JAKARTA, HUMAS MKRI – Reformasi sistem jaminan pensiun dan jaminan hari tua Pegawai Negeri Sipil (PNS) ke depan akan berdasarkan pada dua pilar, yakni sebagai hak dan penghargaan. Demikian keterangan yang disampaikan oleh Indra Budi Sumantoro selaku Anggota Dewan Jaminan Sosial Nasional dalam sidang lanjutan pengujian Undang-Undang Nomor 24 Tahun 2011 tentang Badan Penyelenggara Jaminan Sosial (UU BPJS) pada Senin (17/2/2020). Sidang perkara Nomor 72/PUU-XVII/2019 yang dimohonkan oleh para pensiunan dan PNS aktif ini mendalilkan Pasal 57 huruf f dan Pasal 65 ayat (2) UU BPJS bertentangan dengan UUD 1945.
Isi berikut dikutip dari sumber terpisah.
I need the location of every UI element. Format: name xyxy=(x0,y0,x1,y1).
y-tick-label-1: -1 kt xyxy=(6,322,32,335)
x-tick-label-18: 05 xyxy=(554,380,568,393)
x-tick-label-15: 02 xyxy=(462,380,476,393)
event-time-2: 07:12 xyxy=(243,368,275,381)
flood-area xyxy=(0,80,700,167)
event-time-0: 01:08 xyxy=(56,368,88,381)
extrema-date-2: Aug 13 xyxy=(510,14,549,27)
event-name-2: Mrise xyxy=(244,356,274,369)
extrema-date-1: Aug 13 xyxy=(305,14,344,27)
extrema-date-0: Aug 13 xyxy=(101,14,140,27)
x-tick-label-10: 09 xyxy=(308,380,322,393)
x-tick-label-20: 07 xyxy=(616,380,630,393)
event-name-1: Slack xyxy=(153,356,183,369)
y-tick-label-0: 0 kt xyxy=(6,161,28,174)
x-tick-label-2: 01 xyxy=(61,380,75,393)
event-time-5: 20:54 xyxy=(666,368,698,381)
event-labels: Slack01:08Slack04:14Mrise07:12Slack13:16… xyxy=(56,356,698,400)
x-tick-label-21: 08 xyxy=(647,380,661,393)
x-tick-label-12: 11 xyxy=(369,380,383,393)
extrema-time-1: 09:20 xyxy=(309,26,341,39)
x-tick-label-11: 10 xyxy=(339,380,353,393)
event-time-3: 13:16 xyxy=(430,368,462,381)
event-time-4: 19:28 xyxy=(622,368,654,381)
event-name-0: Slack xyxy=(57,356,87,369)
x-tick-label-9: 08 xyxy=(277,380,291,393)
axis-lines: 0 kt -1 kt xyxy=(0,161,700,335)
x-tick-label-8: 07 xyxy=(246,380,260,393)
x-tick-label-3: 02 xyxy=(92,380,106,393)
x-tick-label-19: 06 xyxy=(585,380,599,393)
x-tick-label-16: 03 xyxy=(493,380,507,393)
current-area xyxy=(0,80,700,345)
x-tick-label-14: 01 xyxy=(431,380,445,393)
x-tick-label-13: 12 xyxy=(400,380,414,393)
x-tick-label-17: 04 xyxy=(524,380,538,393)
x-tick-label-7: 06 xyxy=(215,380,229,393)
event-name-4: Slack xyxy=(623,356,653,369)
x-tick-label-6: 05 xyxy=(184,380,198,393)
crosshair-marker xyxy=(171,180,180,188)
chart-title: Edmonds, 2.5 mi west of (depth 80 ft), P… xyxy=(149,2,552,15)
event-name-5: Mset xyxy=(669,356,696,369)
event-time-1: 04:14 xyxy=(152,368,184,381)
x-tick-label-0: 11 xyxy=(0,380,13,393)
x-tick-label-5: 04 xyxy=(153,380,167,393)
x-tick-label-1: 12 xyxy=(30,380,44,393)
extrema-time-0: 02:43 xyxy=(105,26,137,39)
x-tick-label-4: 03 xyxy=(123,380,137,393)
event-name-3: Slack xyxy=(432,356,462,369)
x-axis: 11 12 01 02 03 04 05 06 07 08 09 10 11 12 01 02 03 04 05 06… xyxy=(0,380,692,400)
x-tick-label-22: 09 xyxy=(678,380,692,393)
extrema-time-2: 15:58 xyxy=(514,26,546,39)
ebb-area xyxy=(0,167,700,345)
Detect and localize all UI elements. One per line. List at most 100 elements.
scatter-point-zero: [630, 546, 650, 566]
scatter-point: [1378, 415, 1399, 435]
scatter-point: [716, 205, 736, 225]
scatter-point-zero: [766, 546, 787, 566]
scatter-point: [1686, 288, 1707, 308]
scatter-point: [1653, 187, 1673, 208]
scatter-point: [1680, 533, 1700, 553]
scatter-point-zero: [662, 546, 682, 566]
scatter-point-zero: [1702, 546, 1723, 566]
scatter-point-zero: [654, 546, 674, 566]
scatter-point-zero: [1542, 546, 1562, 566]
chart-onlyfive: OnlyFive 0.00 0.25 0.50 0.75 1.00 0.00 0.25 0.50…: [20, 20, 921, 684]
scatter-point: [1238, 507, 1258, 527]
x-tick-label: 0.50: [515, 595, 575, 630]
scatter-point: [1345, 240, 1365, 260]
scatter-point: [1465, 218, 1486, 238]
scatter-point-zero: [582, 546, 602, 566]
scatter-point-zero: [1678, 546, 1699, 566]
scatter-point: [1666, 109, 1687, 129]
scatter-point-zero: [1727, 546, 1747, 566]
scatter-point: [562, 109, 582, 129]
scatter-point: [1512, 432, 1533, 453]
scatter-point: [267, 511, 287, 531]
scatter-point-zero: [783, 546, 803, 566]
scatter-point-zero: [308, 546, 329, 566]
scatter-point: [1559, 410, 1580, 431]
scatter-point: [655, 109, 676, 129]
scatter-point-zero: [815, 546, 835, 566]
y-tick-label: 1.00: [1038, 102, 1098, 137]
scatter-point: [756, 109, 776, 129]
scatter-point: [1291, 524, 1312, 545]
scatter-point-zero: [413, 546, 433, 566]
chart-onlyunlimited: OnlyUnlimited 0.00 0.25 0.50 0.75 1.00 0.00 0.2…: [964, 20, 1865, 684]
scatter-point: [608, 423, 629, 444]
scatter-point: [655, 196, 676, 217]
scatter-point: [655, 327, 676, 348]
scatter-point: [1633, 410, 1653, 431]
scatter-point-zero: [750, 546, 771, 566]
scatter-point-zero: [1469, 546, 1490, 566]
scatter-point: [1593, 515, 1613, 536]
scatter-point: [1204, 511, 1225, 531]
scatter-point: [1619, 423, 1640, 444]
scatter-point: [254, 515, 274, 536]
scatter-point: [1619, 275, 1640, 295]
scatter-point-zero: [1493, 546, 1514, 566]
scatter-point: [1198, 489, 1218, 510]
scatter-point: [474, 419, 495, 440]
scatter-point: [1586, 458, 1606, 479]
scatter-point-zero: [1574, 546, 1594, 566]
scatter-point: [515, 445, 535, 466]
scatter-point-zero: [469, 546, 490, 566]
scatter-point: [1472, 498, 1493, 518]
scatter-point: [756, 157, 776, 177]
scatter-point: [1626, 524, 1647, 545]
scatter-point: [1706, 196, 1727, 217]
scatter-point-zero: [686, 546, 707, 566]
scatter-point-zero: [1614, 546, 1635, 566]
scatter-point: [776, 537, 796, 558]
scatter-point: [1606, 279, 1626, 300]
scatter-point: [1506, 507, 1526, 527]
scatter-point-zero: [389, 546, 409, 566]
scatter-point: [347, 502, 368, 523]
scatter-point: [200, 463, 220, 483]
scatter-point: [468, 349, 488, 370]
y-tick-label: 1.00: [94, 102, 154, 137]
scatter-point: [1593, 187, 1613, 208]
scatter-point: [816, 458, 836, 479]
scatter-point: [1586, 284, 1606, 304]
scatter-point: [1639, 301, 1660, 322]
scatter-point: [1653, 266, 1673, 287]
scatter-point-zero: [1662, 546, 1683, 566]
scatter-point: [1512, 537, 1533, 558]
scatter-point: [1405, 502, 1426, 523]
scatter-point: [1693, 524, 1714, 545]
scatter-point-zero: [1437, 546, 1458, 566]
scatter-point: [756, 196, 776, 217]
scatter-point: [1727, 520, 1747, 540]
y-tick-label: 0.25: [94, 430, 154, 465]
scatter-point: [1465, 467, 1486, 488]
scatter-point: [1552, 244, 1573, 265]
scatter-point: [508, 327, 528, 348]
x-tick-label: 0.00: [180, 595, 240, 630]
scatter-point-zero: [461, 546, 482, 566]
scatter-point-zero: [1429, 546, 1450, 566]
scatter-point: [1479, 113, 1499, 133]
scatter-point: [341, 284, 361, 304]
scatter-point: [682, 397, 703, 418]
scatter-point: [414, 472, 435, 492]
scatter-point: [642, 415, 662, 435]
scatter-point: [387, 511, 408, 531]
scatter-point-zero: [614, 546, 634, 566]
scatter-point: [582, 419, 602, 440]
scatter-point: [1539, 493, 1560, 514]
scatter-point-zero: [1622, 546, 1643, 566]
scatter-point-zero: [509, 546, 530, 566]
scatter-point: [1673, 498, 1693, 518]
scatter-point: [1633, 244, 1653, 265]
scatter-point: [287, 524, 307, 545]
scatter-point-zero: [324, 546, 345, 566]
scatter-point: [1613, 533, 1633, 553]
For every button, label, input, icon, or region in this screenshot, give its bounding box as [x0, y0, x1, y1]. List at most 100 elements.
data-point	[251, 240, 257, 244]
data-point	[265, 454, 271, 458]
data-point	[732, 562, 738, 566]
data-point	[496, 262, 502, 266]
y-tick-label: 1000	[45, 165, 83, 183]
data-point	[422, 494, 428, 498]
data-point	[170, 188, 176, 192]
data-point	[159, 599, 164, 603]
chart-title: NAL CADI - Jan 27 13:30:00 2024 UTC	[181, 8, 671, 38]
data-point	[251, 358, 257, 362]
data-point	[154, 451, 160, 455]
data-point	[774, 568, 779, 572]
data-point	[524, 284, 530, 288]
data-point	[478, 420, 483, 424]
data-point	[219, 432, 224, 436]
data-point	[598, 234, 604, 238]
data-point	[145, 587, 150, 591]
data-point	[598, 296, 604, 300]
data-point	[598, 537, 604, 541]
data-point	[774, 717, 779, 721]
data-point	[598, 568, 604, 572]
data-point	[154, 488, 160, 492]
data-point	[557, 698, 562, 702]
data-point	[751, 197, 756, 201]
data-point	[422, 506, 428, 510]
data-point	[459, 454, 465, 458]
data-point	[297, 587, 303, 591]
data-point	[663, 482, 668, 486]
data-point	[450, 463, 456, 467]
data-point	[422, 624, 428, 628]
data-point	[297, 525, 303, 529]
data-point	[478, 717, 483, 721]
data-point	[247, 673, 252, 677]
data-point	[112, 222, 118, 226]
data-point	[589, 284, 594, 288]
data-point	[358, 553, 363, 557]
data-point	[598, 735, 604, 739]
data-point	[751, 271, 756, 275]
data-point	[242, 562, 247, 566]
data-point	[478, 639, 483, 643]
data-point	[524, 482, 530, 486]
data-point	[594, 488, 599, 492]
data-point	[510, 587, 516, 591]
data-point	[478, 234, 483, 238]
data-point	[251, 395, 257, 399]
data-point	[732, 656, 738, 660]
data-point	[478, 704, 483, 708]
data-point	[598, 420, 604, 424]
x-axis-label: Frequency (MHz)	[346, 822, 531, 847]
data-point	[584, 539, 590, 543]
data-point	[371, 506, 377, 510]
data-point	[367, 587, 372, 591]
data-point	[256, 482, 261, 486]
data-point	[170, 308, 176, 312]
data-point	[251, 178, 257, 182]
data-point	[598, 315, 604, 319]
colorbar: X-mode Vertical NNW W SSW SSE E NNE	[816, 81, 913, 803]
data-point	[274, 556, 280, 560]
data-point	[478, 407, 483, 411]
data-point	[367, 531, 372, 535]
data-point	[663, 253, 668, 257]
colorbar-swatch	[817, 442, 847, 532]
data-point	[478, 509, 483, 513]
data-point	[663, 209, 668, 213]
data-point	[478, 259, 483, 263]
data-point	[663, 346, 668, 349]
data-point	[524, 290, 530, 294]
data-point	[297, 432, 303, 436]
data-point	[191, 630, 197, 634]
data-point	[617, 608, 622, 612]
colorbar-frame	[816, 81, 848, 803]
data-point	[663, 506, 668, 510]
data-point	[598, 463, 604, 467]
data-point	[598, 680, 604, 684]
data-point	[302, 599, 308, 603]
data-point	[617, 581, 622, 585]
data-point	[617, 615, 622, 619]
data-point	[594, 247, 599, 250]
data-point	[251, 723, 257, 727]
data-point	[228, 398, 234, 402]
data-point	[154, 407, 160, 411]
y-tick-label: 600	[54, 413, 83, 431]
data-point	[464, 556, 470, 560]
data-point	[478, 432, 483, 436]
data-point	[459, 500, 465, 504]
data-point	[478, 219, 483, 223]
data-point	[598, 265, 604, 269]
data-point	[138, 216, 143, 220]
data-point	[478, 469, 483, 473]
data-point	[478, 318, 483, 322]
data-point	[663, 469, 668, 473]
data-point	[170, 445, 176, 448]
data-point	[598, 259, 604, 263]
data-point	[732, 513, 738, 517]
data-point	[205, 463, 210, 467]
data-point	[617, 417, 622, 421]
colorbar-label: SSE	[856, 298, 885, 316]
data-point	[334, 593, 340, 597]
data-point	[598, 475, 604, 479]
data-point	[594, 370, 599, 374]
Dalam keterangannya, Indra yang dihadirkan Pemerintah sebagai Ahli menerangkan pilar pertama adalah jaminan pensiun dan jaminan hari tua sebagai hak PNS yang merupakan bagian dari Program Jaminan Sosial Nasional yang diselenggarakan oleh BPJS Ketenagakerjaan berdasarkan amanat Undang-Undang Nomor 40 Tahun 2004 tentang SJSN dan Undang-Undang Nomor 24 Tahun 2011 tentang BPJS. Hal ini bermakna negara bertanggung jawab negara melindungi seluruh rakyatnya dari berbagai risiko seperti sakit, cacat, tua, dan meninggal dunia agar tidak jatuh dalam jurang kemiskinan. “Jadi, sifat dari manfaat perlindungan yang diberikan terbatas pada pemenuhan kebutuhan dasar,” jelas Indra di hadapan sidang yang dipimpin oleh Ketua MK Anwar Usman tersebut.
Pilar kedua, lanjut Indra, jaminan pensiun dan jaminan hari tua sebagai penghargaan bagi PNS yang merupakan program kesejahteraan pegawai. Hal ini dikenal dengan istilah on top atau top up pensiun yang dapat diselenggarakan oleh PT Taspen atau berdasarkan kebijakan lainnya yang diputuskan oleh pemerintah ke depannya. Ia juga memaparkan manfaat lainnya dari penerapan penghargaan ini, yakni sebentuk usaha dari pemberi kerja dalam rangka mendapatkan orang-orang terbaik di pasar kerja, memperkuat loyalitas pegawai guna meminimalisasi turn over karyawan, dan memberikan proteksi terhadap risiko khusus.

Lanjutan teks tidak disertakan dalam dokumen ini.